Por Raúl Chamorro Mena
Madrid, 28-IV-2022, Teatro Real. Le nozze di Figaro - Las bodas de Fígaro (Wolfgang Amadeus Mozart). María José Moreno (La condesa Almaviva), Julie Fuchs (Susanna), Rachael Wilson (Cherubino), Vito Priante (FIgaro), André Schuen (El Conde Almaviva), Monica Bacelli (Marcellina), Fernando Radó (Bartolo), Christophe Montagne (Basilio), Moisés Marín (Don Curzio), Alexandra Flood (Barbarina), Leonardo Galeazzi (Antonio), Uli Kirsch (Un ángel).

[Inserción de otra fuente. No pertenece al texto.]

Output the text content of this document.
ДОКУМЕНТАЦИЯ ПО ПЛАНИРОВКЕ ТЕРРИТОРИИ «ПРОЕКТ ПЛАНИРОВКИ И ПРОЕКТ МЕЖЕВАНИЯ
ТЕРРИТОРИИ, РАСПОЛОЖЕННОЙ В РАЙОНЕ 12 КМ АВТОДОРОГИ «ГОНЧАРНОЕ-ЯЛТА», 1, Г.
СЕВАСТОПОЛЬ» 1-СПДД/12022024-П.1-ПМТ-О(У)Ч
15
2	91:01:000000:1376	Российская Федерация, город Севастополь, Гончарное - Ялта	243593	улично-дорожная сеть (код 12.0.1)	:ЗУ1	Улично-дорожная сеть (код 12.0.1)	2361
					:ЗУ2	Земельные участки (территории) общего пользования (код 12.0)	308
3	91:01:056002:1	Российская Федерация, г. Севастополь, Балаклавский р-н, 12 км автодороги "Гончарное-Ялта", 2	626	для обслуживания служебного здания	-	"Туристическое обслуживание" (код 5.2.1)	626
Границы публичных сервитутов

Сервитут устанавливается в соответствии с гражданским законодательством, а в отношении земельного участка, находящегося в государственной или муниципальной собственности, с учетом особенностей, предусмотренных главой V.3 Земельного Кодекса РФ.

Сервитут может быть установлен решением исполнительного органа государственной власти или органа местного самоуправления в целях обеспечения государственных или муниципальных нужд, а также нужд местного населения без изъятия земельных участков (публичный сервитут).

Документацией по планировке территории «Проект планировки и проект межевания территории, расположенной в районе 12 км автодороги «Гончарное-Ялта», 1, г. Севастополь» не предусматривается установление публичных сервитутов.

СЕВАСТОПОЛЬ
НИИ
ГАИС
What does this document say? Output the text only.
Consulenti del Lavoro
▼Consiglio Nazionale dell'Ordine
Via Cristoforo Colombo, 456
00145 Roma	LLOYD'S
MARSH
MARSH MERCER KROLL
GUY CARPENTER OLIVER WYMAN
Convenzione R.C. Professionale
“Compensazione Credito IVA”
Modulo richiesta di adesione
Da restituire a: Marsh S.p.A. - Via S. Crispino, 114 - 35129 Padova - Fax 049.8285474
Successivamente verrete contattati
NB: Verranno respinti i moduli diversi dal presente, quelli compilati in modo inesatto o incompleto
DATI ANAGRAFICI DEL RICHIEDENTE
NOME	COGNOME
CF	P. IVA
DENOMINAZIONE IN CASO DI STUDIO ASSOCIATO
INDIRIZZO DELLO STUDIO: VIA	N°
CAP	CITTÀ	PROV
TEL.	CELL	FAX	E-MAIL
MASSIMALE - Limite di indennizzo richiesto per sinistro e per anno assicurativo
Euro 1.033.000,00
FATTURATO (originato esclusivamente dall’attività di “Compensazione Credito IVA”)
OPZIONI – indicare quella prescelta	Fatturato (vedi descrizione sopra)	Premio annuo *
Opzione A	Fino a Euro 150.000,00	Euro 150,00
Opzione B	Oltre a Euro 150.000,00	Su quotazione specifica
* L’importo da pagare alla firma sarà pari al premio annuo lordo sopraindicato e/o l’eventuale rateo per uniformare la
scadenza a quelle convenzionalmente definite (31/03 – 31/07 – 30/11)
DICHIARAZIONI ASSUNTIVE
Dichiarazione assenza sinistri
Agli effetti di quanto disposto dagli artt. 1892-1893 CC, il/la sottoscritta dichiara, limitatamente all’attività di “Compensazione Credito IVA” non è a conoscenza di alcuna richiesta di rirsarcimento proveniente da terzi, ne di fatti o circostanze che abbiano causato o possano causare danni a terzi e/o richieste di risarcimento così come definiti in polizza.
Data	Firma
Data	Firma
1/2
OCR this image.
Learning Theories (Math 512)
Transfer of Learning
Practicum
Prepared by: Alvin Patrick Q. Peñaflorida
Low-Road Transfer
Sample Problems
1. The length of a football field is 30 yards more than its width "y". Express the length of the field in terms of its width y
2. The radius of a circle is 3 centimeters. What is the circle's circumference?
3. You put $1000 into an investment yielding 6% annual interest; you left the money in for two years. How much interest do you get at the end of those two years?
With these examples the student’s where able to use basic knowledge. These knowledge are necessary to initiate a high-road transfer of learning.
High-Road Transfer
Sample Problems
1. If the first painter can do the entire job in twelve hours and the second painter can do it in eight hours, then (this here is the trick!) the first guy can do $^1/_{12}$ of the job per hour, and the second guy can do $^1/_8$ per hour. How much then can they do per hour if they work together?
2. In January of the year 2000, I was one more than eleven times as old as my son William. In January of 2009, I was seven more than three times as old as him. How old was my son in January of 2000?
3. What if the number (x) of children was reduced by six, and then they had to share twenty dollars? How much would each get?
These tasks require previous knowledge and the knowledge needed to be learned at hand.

Coro y orquesta titulares del Teatro Real. Dirección musical: Ivor Bolton. Director de escena: Claus Guth.
Así se expresaba el prestigioso diario Wiener Realzeitung en Julio de 1786, apenas transcurridos dos meses del estreno de Las bodas de Fígaro, cuando después de un inicio titubeante la obra asentó su popularidad en Viena, debido especialmente su gran éxito en Praga. La ópera buffa permitía licencias inimaginables en la seria. No dejaba de resultar insólito para la época contemplar sobre un escenario europeo y antes de llegar la revolución francesa, a un Conde, como rival de un criado, que pierde la partida. Un aristócrata poderoso humillado por sus sirvientes y desacreditado ante su esposa termina suplicante ante ésta con ese sublime «Contessa perdono», en el que la música de Mozart se torna espiritual y trascendente, como si fuera una misa o cualquier otra pieza de música sacra.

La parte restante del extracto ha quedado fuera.